Poem for Palestine
Gaza may have slipped down the corporate newsfeed, but the horrors of the Israeli onslaught continue unabated.
WHAT THE NIGHT TELLS ME
Even in sleeplessness to feel the comfort
Of a good bed; of a roof over my head;
Of bedside reading, or whatever.
Some kind of acceptance
Of the wearisome accounting
Of the bleary hours,
Changed aspect of the clock face
Witnessing time laid waste.
Night extends beyond me in silence
Over the island. Over the still sea envisioned,
Moon-glimmered Mediterranean.
Moving across it, come to its eastern reaches,
I would soon find myself at a stretch of shore
Where night can never settle,
Never can draw dark comfort
Over a tortured strip of earth
Perimetred and pulverised.
The sonic booms of airborne predators
Startle a population never more
Than half-asleep, the night sky lacerated,
Lurid streaks, earth quaking,
Shaken by missile strike.
Whose will they be tonight, those puffs of smoke
That bloom from out of the grey terrain
Beneath the cross-hairs,
Abstract when viewed from above,
The latest neighbourhoods reduced to rubble,
Refugee camps terrorised?
Birds bewildered in panic bang against
What windowpanes are left,
Amidst the ruins children, these last months
Having aged them years, no succour given,
Parents themselves entrapped
In the interminable nightmare
Yielding at first light only to bad-dream day.

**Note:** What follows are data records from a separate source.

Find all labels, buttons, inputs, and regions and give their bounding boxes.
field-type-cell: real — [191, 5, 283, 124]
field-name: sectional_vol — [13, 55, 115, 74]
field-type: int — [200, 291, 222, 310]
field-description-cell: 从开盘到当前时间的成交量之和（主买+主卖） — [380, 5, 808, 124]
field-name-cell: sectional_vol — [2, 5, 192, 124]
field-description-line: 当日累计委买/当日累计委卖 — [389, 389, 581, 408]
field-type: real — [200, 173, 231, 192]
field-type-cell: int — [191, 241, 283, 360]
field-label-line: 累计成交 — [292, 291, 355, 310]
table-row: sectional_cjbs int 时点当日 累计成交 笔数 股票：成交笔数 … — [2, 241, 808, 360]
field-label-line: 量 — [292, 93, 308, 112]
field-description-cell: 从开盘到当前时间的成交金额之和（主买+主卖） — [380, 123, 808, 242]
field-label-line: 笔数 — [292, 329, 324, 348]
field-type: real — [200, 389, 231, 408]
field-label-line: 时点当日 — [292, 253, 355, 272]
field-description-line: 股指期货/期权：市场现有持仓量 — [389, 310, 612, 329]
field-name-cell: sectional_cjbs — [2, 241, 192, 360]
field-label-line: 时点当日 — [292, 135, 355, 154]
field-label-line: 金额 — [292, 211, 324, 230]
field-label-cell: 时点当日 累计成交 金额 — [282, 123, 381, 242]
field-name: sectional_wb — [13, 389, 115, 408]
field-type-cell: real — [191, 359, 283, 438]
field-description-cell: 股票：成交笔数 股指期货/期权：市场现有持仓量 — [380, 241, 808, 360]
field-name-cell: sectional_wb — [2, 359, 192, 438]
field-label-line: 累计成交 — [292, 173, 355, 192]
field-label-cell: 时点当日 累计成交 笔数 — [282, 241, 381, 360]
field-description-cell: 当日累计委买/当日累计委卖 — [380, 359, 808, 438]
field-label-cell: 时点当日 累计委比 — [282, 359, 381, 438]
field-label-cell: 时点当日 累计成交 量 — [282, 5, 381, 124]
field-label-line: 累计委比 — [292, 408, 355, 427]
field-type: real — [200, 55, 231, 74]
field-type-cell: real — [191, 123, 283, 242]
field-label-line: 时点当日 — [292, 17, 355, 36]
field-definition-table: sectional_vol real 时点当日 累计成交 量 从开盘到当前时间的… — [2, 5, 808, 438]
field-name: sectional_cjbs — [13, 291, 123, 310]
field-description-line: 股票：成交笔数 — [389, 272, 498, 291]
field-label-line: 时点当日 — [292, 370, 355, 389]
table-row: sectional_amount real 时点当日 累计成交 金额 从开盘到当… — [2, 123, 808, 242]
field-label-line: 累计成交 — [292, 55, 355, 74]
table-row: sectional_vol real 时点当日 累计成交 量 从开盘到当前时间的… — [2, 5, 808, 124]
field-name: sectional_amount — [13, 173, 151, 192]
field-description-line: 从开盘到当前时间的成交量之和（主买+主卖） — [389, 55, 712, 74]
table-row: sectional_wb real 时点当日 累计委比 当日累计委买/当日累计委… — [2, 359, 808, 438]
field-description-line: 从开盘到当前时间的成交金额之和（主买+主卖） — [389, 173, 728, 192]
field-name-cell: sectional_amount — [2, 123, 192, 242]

Early pallor must be already close
That will roll its bloodshot eye
Upon the works of darkness there;
Here meanwhile birds in the eaves
Not far from my pillowed head
Sleep on securely, hours away as yet
From when their chirping will get going,
Unconcernedly as ever.
Nothing till then but this insomnia
Remains to me, my only offering
To the roof of stars, blank ceiling stared at,
Space upheld by my bedroom;
In this immensity of helplessness
Keen to the silence: listening to cries unheard.